We conduct research for the purposes of knowledge discovery, methodological innovation, self-enlightenment and contribution to the society. It may take years to fully understand it. While paper publications are important, immediate outcomes on our journey for knowledge discovery, we do NOT conduct research only for the purpose of publications. We believe that when we conduct research truly for the purpose of uncovering the unknown, our potentials are boundless. A truly fruitful research career can be both joyful and painful—joyful, because when new insight is learned, that moment of joy is indescribable and embarking a research career means that we take on a lifelong journey dotted with moments of joy; painful, because often times, we can also walk on a path that takes long hours, and is lonely and full of struggles. It is exactly this combination of loneness, struggles and moments of joy that defines our research life and makes our work fun. Having walked a slightly longer journey than most of you, I have a few suggestions for you:
- Settle your heart deep, so that you can engage in deep thinking, having your own time, and are not constantly bothered by what and how many papers you can publish.

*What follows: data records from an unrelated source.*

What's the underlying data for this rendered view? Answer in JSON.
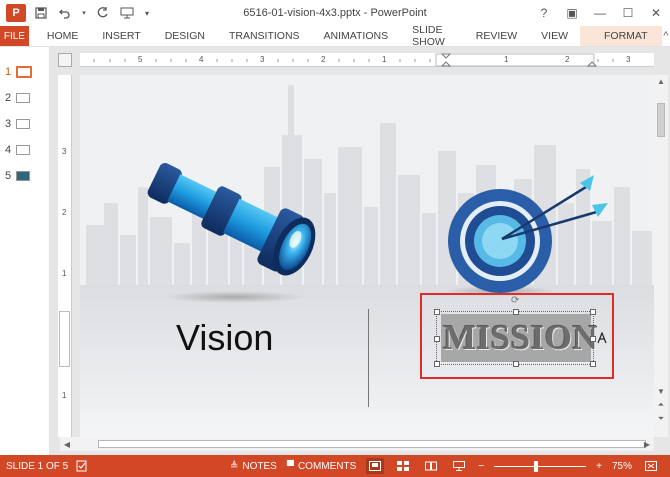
{
  "app": {
    "logo_letter": "P",
    "title": "6516-01-vision-4x3.pptx - PowerPoint"
  },
  "window": {
    "help": "?",
    "ribbon_display": "▣",
    "minimize": "—",
    "maximize": "☐",
    "close": "✕"
  },
  "tabs": {
    "file": "FILE",
    "items": [
      "HOME",
      "INSERT",
      "DESIGN",
      "TRANSITIONS",
      "ANIMATIONS",
      "SLIDE SHOW",
      "REVIEW",
      "VIEW"
    ],
    "format": "FORMAT",
    "collapse": "^"
  },
  "thumbnails": [
    {
      "num": "1",
      "active": true
    },
    {
      "num": "2",
      "active": false
    },
    {
      "num": "3",
      "active": false
    },
    {
      "num": "4",
      "active": false
    },
    {
      "num": "5",
      "active": false
    }
  ],
  "ruler": {
    "h_numbers": [
      "5",
      "4",
      "3",
      "2",
      "1",
      "1",
      "2",
      "3"
    ],
    "v_numbers": [
      "3",
      "2",
      "1",
      "1"
    ]
  },
  "slide": {
    "vision_label": "Vision",
    "mission_label": "MISSION"
  },
  "status": {
    "slide_counter": "SLIDE 1 OF 5",
    "notes": "NOTES",
    "comments": "COMMENTS",
    "zoom_out": "−",
    "zoom_in": "+",
    "zoom_level": "75%"
  },
  "colors": {
    "accent": "#d24726",
    "selection": "#e12b2b",
    "telescope_dark": "#1a3f77",
    "telescope_light": "#1e9be0",
    "target_ring": "#2a5ea8"
  }
}
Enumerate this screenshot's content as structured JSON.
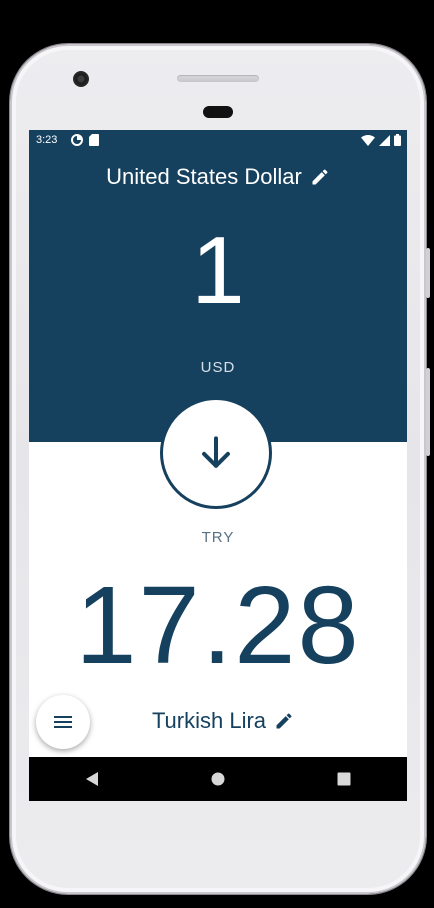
{
  "status_bar": {
    "time": "3:23",
    "left_icons": [
      "data-saver-icon",
      "sd-card-icon"
    ],
    "right_icons": [
      "wifi-icon",
      "signal-icon",
      "battery-icon"
    ]
  },
  "from_currency": {
    "name": "United States Dollar",
    "amount": "1",
    "code": "USD"
  },
  "to_currency": {
    "name": "Turkish Lira",
    "amount": "17.28",
    "code": "TRY"
  },
  "colors": {
    "primary": "#15405e",
    "background": "#ffffff"
  },
  "icons": {
    "edit": "pencil-icon",
    "swap": "arrow-down-icon",
    "menu": "hamburger-menu-icon",
    "nav_back": "back-triangle-icon",
    "nav_home": "home-circle-icon",
    "nav_recents": "recents-square-icon"
  }
}
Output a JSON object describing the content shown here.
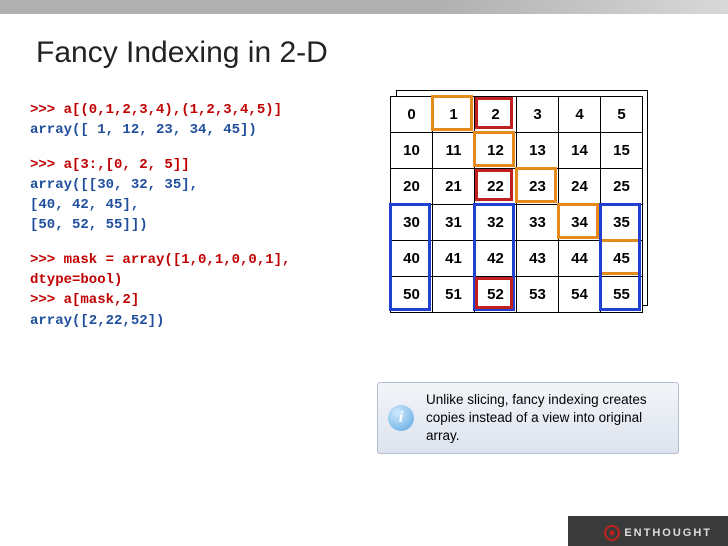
{
  "title": "Fancy Indexing in 2-D",
  "code": {
    "l1": ">>> a[(0,1,2,3,4),(1,2,3,4,5)]",
    "l2": "array([ 1, 12, 23, 34, 45])",
    "l3": ">>> a[3:,[0, 2, 5]]",
    "l4": "array([[30, 32, 35],",
    "l5": "       [40, 42, 45],",
    "l6": "       [50, 52, 55]])",
    "l7": ">>> mask = array([1,0,1,0,0,1],",
    "l8": "                  dtype=bool)",
    "l9": ">>> a[mask,2]",
    "l10": "array([2,22,52])"
  },
  "grid": [
    [
      "0",
      "1",
      "2",
      "3",
      "4",
      "5"
    ],
    [
      "10",
      "11",
      "12",
      "13",
      "14",
      "15"
    ],
    [
      "20",
      "21",
      "22",
      "23",
      "24",
      "25"
    ],
    [
      "30",
      "31",
      "32",
      "33",
      "34",
      "35"
    ],
    [
      "40",
      "41",
      "42",
      "43",
      "44",
      "45"
    ],
    [
      "50",
      "51",
      "52",
      "53",
      "54",
      "55"
    ]
  ],
  "note": {
    "icon": "i",
    "text": "Unlike slicing, fancy indexing creates copies instead of a view into original array."
  },
  "footer": {
    "brand": "ENTHOUGHT"
  },
  "chart_data": {
    "type": "table",
    "title": "2-D array a (6×6)",
    "columns": [
      0,
      1,
      2,
      3,
      4,
      5
    ],
    "rows": [
      [
        0,
        1,
        2,
        3,
        4,
        5
      ],
      [
        10,
        11,
        12,
        13,
        14,
        15
      ],
      [
        20,
        21,
        22,
        23,
        24,
        25
      ],
      [
        30,
        31,
        32,
        33,
        34,
        35
      ],
      [
        40,
        41,
        42,
        43,
        44,
        45
      ],
      [
        50,
        51,
        52,
        53,
        54,
        55
      ]
    ],
    "highlights": {
      "orange_diagonal_cells": [
        [
          0,
          1
        ],
        [
          1,
          2
        ],
        [
          2,
          3
        ],
        [
          3,
          4
        ],
        [
          4,
          5
        ]
      ],
      "blue_rows_cols": {
        "rows": [
          3,
          4,
          5
        ],
        "cols": [
          0,
          2,
          5
        ]
      },
      "red_mask_col2_rows": [
        0,
        2,
        5
      ]
    }
  }
}
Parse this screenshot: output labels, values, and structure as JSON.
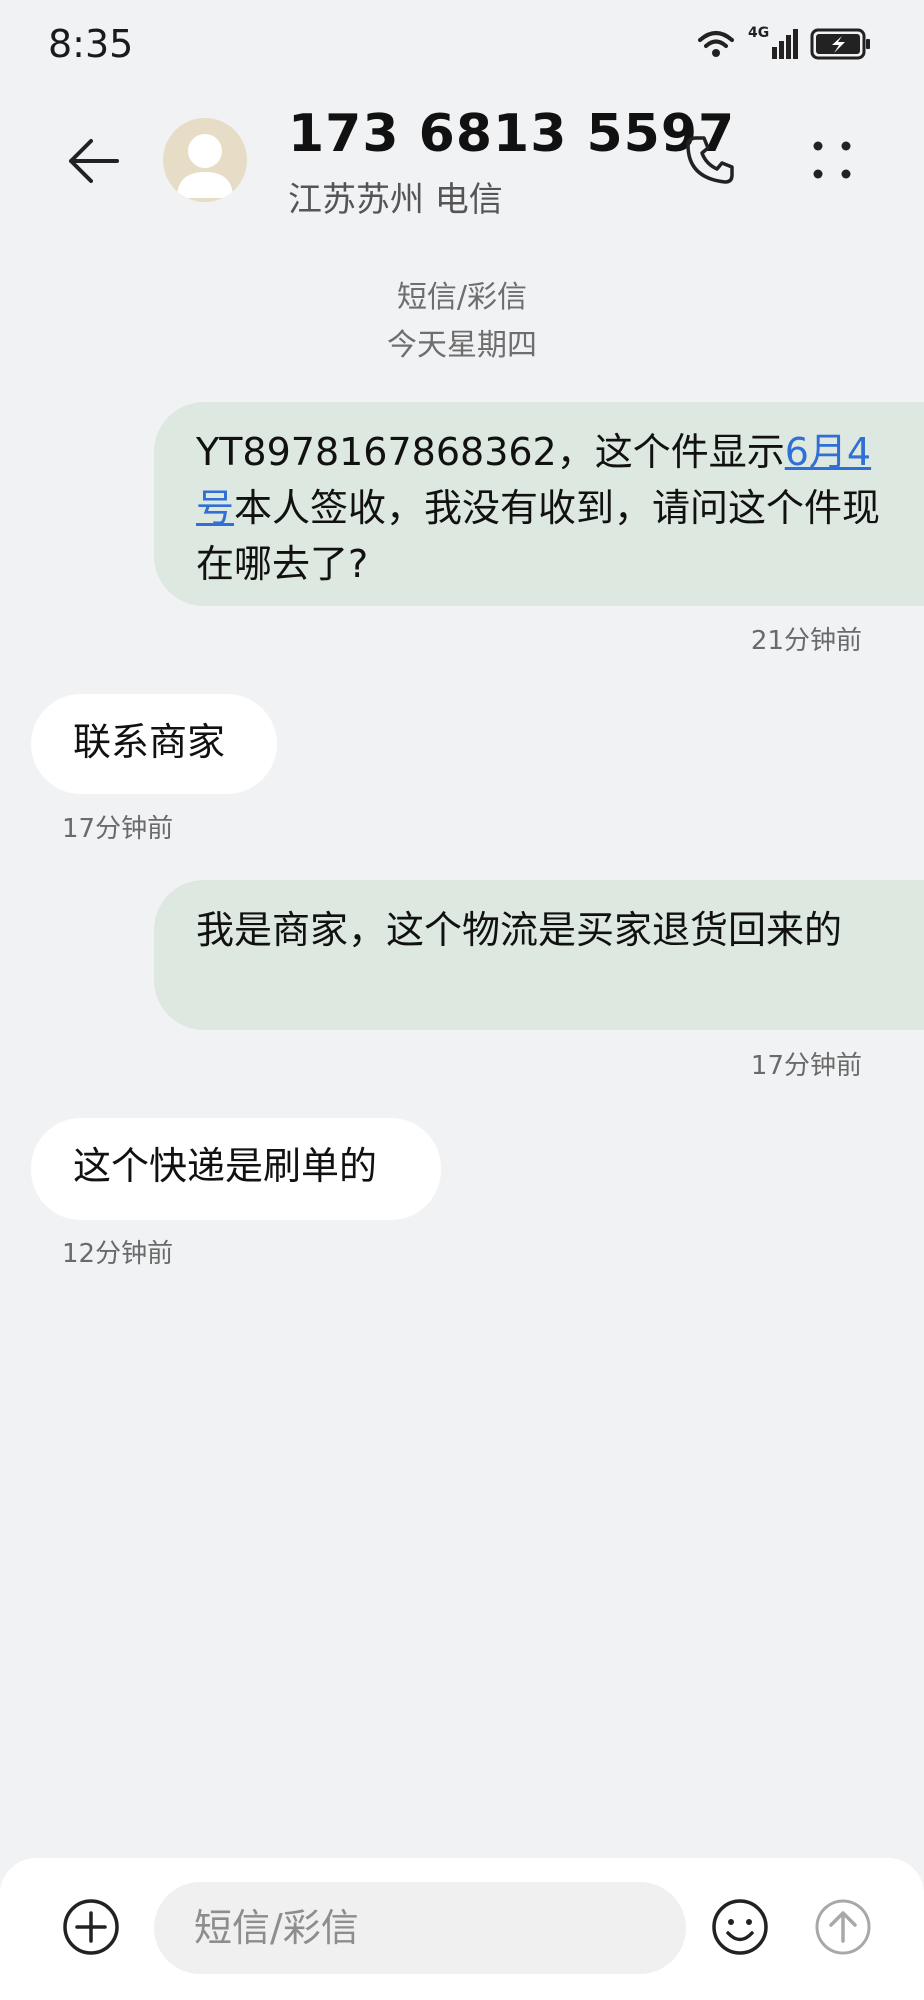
{
  "status_bar": {
    "time": "8:35",
    "network": "4G",
    "icons": [
      "wifi-icon",
      "signal-icon",
      "battery-charging-icon"
    ]
  },
  "header": {
    "contact_number": "173 6813 5597",
    "location": "江苏苏州 电信",
    "icons": [
      "back-arrow-icon",
      "avatar-person-icon",
      "phone-icon",
      "more-icon"
    ]
  },
  "conversation": {
    "type_label": "短信/彩信",
    "date_label": "今天星期四",
    "messages": [
      {
        "direction": "outgoing",
        "text_before": "YT8978167868362，这个件显示",
        "text_link": "6月4号",
        "text_after": "本人签收，我没有收到，请问这个件现在哪去了?",
        "time": "21分钟前"
      },
      {
        "direction": "incoming",
        "text": "联系商家",
        "time": "17分钟前"
      },
      {
        "direction": "outgoing",
        "text": "我是商家，这个物流是买家退货回来的",
        "time": "17分钟前"
      },
      {
        "direction": "incoming",
        "text": "这个快递是刷单的",
        "time": "12分钟前"
      }
    ]
  },
  "input_bar": {
    "placeholder": "短信/彩信",
    "icons": [
      "add-icon",
      "emoji-icon",
      "send-icon"
    ]
  },
  "colors": {
    "background": "#f1f2f4",
    "outgoing_bubble": "#dde8e0",
    "incoming_bubble": "#ffffff",
    "link": "#2f6fd6"
  }
}
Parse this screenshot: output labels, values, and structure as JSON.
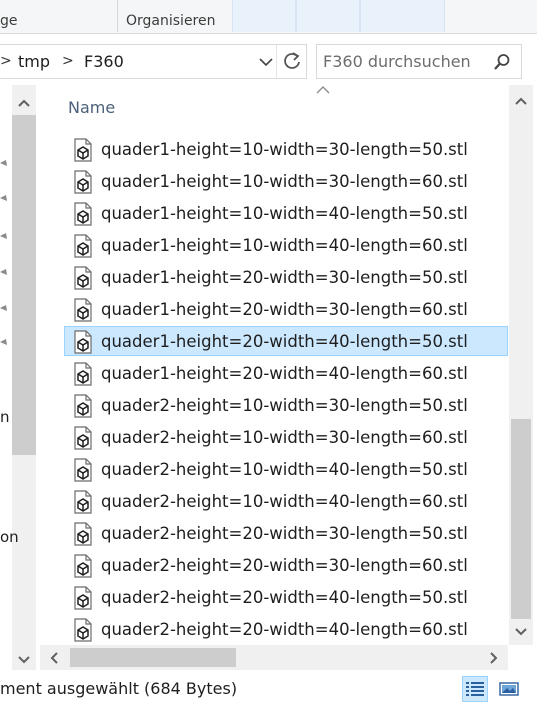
{
  "ribbon": {
    "fragment_label": "ge",
    "organize_label": "Organisieren"
  },
  "address": {
    "path": [
      "tmp",
      "F360"
    ],
    "separator": ">"
  },
  "search": {
    "placeholder": "F360 durchsuchen"
  },
  "navpane": {
    "fragment_a": "n",
    "fragment_b": "on"
  },
  "list": {
    "column_name": "Name",
    "sort": "ascending",
    "selected_index": 6,
    "files": [
      "quader1-height=10-width=30-length=50.stl",
      "quader1-height=10-width=30-length=60.stl",
      "quader1-height=10-width=40-length=50.stl",
      "quader1-height=10-width=40-length=60.stl",
      "quader1-height=20-width=30-length=50.stl",
      "quader1-height=20-width=30-length=60.stl",
      "quader1-height=20-width=40-length=50.stl",
      "quader1-height=20-width=40-length=60.stl",
      "quader2-height=10-width=30-length=50.stl",
      "quader2-height=10-width=30-length=60.stl",
      "quader2-height=10-width=40-length=50.stl",
      "quader2-height=10-width=40-length=60.stl",
      "quader2-height=20-width=30-length=50.stl",
      "quader2-height=20-width=30-length=60.stl",
      "quader2-height=20-width=40-length=50.stl",
      "quader2-height=20-width=40-length=60.stl"
    ]
  },
  "status": {
    "text": "ment ausgewählt (684 Bytes)",
    "active_view": "details"
  },
  "icons": {
    "file": "3d-model-file-icon",
    "refresh": "refresh-icon",
    "search": "search-icon",
    "dropdown": "chevron-down-icon"
  },
  "colors": {
    "selection_fill": "#cce8ff",
    "selection_border": "#99d1ff",
    "header_text": "#4c607a"
  }
}
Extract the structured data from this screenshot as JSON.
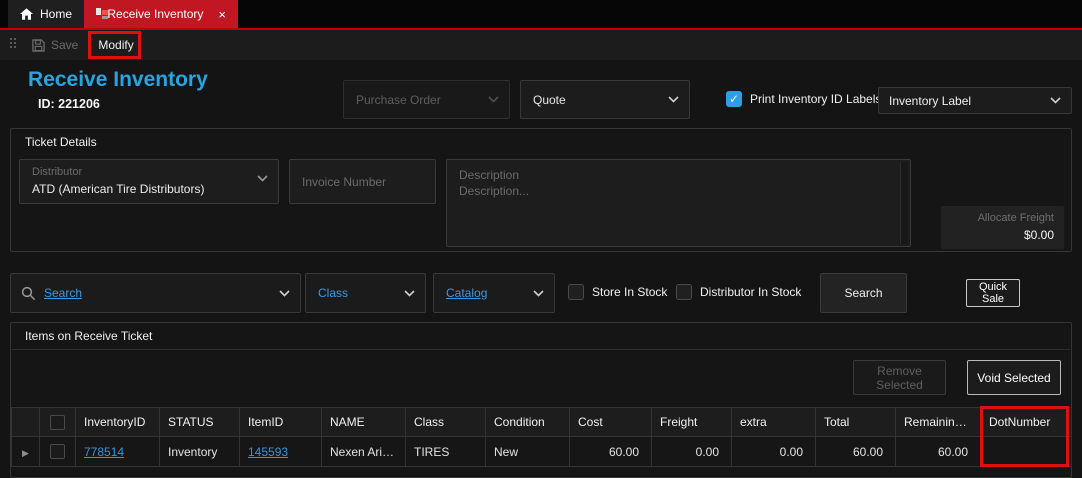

- Read broadly, which may include non-technical papers and stories and papers that do not directly fall into your research area. You will find that many phenomena in life are well-connected and have commonalities. By doing this, you are trying to build yourself with well-rounded qualities, as opposed to being only good in certain technical aspects (e.g., data mining…).
- Keep writing. Writing helps clarify and deepen our thinking. Writing is also a lifelong learning journey.
- Enjoy life. Enjoy your surroundings (people, nature, and everything else), engage in socially meaningful activities and conversations and contribute to the society.
What you would learn by working with me: aside from learning the technical skills that will facilitate you to perform some sophisticated research tasks, some of the most important capabilities you shall learn (which will benefit you for life, even if you decide not to conduct research or move out of the field of transportation) are below:
- ability to think creatively, comprehensively, and rigorously,
- ability to identify important questions and problems that matter to the society,
- ability to frame a question properly, and
- ability to communicate your ideas in a coherent way (both in writing and orally).